Abraham Lincoln described that government as “of the people, by the people, for the people.” He believed it would succeed if the people have access to complete and accurate information for making decisions. As he stated: “I am a firm believer in the people. If given the truth, they can be depended upon to meet any national crisis. The great point is to bring them the real facts.”

Jefferson similarly said that “whenever the people are well-informed, they can be trusted with their own government. . . .” He also indicated the people’s consent is not legitimate unless it is informed: “An informed citizenry is the only true repository of the public will.”

James Madison warned of what can happen to a republic in which people don’t have access to the facts. He said: “A popular Government without popular information or the means of acquiring it, is but a prologue to a farce or a tragedy or perhaps both. Knowledge will forever govern ignorance, and a people who mean to be their own governors, must arm themselves with the power which knowledge gives.”

George Washington likewise warned of the dangers of keeping people ignorant about public issues. He stated that “the freedom of speech may be taken away, and dumb and silent we may be led, like sheep to the slaughter.”

History contains numerous examples of slaughters and other harms caused by demagogic leaders who indoctrinated people with propaganda and kept them from hearing opposing views. Nazi Germany, Stalinist Russia, Maoist China, and Islamic theocracies are some of the most recent and worst examples.

In his book The End of Faith, Sam Harris identifies a common feature of such societies. He writes: “Whenever you hear that people have begun killing noncombatants intentionally and indiscriminately, ask yourself what dogma stands at their backs. What do these freshly minted killers believe? You will find that it is always – always – preposterous.”

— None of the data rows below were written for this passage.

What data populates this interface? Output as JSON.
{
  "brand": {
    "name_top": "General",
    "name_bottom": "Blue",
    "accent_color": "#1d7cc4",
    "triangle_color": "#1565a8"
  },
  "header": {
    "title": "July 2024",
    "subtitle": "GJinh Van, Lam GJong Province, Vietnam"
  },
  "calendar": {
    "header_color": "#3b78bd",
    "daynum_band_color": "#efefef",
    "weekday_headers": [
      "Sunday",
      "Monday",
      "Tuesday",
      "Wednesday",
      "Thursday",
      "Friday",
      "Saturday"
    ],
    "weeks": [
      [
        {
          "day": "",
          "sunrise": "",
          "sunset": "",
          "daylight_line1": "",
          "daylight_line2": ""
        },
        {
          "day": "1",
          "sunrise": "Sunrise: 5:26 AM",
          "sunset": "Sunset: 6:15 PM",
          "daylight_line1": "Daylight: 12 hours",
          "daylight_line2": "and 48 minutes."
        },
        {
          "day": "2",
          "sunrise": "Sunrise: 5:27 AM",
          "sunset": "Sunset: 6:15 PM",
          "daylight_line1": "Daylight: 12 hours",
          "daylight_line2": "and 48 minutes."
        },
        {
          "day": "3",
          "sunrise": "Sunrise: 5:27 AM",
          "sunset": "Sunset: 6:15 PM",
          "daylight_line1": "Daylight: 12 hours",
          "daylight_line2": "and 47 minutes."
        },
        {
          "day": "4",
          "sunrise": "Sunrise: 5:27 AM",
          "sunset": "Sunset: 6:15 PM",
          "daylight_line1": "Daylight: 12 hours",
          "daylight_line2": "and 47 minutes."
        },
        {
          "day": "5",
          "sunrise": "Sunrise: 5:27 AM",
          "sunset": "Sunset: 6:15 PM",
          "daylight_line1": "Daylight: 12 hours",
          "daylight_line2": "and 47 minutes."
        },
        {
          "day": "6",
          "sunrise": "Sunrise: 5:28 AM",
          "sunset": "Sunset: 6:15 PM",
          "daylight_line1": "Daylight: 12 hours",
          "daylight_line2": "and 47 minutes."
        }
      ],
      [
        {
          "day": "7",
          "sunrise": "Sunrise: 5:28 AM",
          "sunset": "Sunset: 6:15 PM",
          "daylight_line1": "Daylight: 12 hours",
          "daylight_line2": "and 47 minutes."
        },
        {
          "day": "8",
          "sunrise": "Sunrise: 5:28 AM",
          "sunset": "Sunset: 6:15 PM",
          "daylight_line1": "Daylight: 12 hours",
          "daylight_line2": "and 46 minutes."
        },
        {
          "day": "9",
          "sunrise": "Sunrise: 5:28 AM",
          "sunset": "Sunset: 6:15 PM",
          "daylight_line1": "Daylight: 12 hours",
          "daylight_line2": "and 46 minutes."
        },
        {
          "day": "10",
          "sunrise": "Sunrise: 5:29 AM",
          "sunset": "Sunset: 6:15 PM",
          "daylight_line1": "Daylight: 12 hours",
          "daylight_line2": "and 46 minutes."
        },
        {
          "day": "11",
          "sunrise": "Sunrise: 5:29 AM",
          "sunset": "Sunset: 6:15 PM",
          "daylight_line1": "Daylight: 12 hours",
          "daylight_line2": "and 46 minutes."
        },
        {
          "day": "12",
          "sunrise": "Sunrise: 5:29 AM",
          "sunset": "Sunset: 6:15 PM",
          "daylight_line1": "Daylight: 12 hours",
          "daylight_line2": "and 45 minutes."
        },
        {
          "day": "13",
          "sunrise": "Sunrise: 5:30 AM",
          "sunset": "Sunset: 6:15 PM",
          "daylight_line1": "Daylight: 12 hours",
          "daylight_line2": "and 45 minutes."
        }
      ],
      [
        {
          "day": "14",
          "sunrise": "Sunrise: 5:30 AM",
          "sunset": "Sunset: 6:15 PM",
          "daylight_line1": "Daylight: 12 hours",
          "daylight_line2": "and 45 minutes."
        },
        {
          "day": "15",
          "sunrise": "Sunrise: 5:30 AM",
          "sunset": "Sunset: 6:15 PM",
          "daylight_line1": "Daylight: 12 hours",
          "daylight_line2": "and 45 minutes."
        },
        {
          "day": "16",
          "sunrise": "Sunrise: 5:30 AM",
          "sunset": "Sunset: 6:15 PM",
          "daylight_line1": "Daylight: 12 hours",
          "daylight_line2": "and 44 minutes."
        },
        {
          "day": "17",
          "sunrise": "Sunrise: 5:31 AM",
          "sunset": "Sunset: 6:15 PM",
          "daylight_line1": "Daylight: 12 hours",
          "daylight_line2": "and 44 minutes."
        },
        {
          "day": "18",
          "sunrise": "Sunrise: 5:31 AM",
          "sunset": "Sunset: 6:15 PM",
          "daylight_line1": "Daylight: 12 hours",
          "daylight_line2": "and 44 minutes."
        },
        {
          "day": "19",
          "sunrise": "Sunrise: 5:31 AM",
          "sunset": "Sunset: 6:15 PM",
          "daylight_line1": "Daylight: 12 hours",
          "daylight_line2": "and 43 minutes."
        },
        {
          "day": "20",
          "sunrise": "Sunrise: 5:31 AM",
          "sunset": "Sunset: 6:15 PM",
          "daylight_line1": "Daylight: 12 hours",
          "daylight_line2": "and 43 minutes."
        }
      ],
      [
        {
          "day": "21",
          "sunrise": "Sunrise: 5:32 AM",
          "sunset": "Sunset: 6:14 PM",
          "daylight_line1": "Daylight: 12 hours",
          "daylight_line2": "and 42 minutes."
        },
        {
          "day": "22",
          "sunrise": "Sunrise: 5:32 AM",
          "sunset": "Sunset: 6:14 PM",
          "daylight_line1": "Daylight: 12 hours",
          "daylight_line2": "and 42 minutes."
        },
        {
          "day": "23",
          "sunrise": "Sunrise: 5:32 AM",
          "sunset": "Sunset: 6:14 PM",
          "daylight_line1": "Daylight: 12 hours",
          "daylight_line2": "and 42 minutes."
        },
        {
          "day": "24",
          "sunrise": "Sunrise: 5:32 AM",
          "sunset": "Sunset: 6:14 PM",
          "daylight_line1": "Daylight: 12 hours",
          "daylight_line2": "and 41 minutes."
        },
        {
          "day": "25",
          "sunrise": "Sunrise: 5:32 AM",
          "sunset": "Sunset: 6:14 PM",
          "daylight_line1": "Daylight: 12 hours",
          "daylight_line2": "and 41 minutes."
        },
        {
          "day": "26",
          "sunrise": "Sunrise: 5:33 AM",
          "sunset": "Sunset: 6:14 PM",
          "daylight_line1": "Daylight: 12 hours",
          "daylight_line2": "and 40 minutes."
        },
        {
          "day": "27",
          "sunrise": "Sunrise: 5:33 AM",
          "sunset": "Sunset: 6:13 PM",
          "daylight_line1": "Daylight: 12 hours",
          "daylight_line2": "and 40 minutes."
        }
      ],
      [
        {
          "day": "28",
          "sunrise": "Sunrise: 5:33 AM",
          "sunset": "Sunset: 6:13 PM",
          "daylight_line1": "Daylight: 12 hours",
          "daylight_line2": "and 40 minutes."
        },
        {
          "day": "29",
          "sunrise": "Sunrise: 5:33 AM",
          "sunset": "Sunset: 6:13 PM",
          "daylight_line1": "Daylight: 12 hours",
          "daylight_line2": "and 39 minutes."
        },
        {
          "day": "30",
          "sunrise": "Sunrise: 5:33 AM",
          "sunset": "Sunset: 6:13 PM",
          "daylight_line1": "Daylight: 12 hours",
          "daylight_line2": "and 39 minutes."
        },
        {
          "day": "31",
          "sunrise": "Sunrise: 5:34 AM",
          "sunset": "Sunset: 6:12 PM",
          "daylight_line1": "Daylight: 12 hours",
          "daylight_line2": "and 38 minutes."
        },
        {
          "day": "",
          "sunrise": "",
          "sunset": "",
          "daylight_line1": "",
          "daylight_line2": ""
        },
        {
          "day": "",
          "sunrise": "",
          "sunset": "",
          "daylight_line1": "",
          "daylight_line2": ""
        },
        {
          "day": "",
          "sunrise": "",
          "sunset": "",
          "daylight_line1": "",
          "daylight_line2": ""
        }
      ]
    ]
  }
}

Freedom of speech enables people to recognize and reject preposterous and harmful dogmas before the slaughters or other evils begin. That’s a reason selfish and tyrannical leaders are ever desirous of controlling what people say and hear. They know that the people would not consent to their leadership if all information about their ideas, intentions, and acts were publicly available.

Conclusion

Amazingly, in regard to freedom of speech, Columbus’s Democratic officials are acting in a manner more consistent with totalitarian and demagogic leaders than with the Founders of the U.S. and national leaders of the Democratic Party.

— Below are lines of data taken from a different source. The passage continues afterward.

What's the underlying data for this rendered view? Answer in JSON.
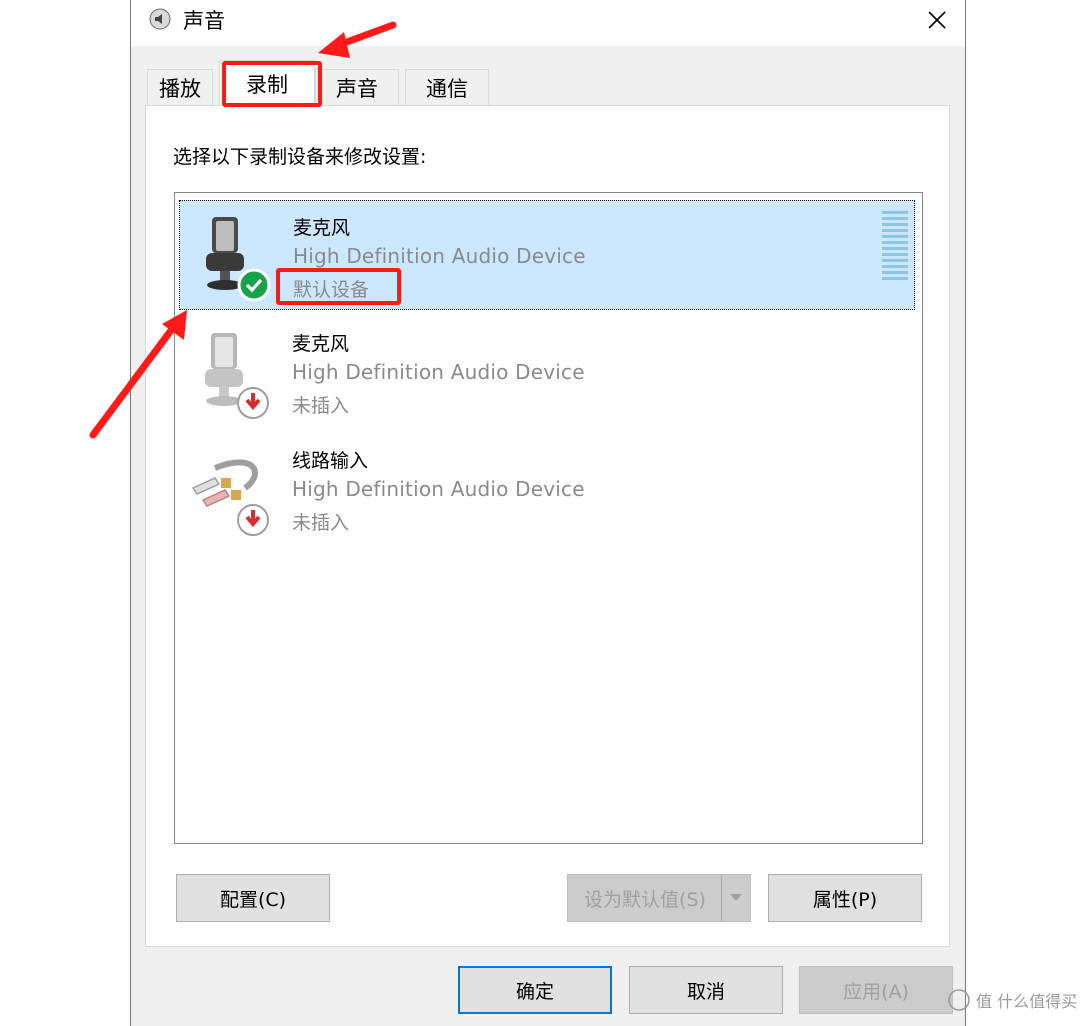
{
  "window": {
    "title": "声音"
  },
  "tabs": [
    {
      "label": "播放"
    },
    {
      "label": "录制"
    },
    {
      "label": "声音"
    },
    {
      "label": "通信"
    }
  ],
  "instruction": "选择以下录制设备来修改设置:",
  "devices": [
    {
      "name": "麦克风",
      "description": "High Definition Audio Device",
      "status": "默认设备",
      "icon": "microphone-icon",
      "badge": "default-check-icon"
    },
    {
      "name": "麦克风",
      "description": "High Definition Audio Device",
      "status": "未插入",
      "icon": "microphone-icon",
      "badge": "unplugged-arrow-icon"
    },
    {
      "name": "线路输入",
      "description": "High Definition Audio Device",
      "status": "未插入",
      "icon": "line-in-cable-icon",
      "badge": "unplugged-arrow-icon"
    }
  ],
  "buttons": {
    "configure": "配置(C)",
    "set_default": "设为默认值(S)",
    "properties": "属性(P)",
    "ok": "确定",
    "cancel": "取消",
    "apply": "应用(A)"
  },
  "watermark": "值 什么值得买",
  "colors": {
    "selection": "#cce8ff",
    "annotation": "#ff1a1a",
    "check": "#16a34a",
    "unplugged": "#d32f2f"
  }
}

A city that allows corporate and government propaganda to be presented – but suppresses the people’s ability to speak and receive facts – seems too much like a fascist state.

That is not what America’s servicemen and servicewomen fought and often died for throughout U.S. history. They believed they were fighting to preserve freedom, including freedom of speech.

In the 1964 case of New York Times Co. v. Sullivan, the U.S. Supreme Court said the nation has a “profound national commitment to the principle that debate on public issues should be uninhibited, robust, and wide-open.”

By ending free speech in a community, public officials show disrespect and ingratitude for the sacrifices of America’s veterans and others who helped defend the U.S. and its ideals.

Those officials are anything but “public servants.” Their censorship is an affront to America’s founding principles.

In fact, they are supporting America’s enemies. As the journalist and media critic Walter Lippmann wrote: “All [that] the sharpest critics of democracy have alleged is true if there is no steady supply of trustworthy and relevant news. Incompetence and aimlessness, corruption and disloyalty, panic and ultimate disaster must come to any people denied an assured access to the facts.”

The public’s right to freedom of speech – its most important means of access to the facts – must be restored in Columbus.

[Some of the information in this article is from the book Tragedy & Farce: How the American Media Sell Wars, Spin Elections, and Destroy Democracy, by John Nichols and Robert W. McChesney (New York: The New Press, 2005).]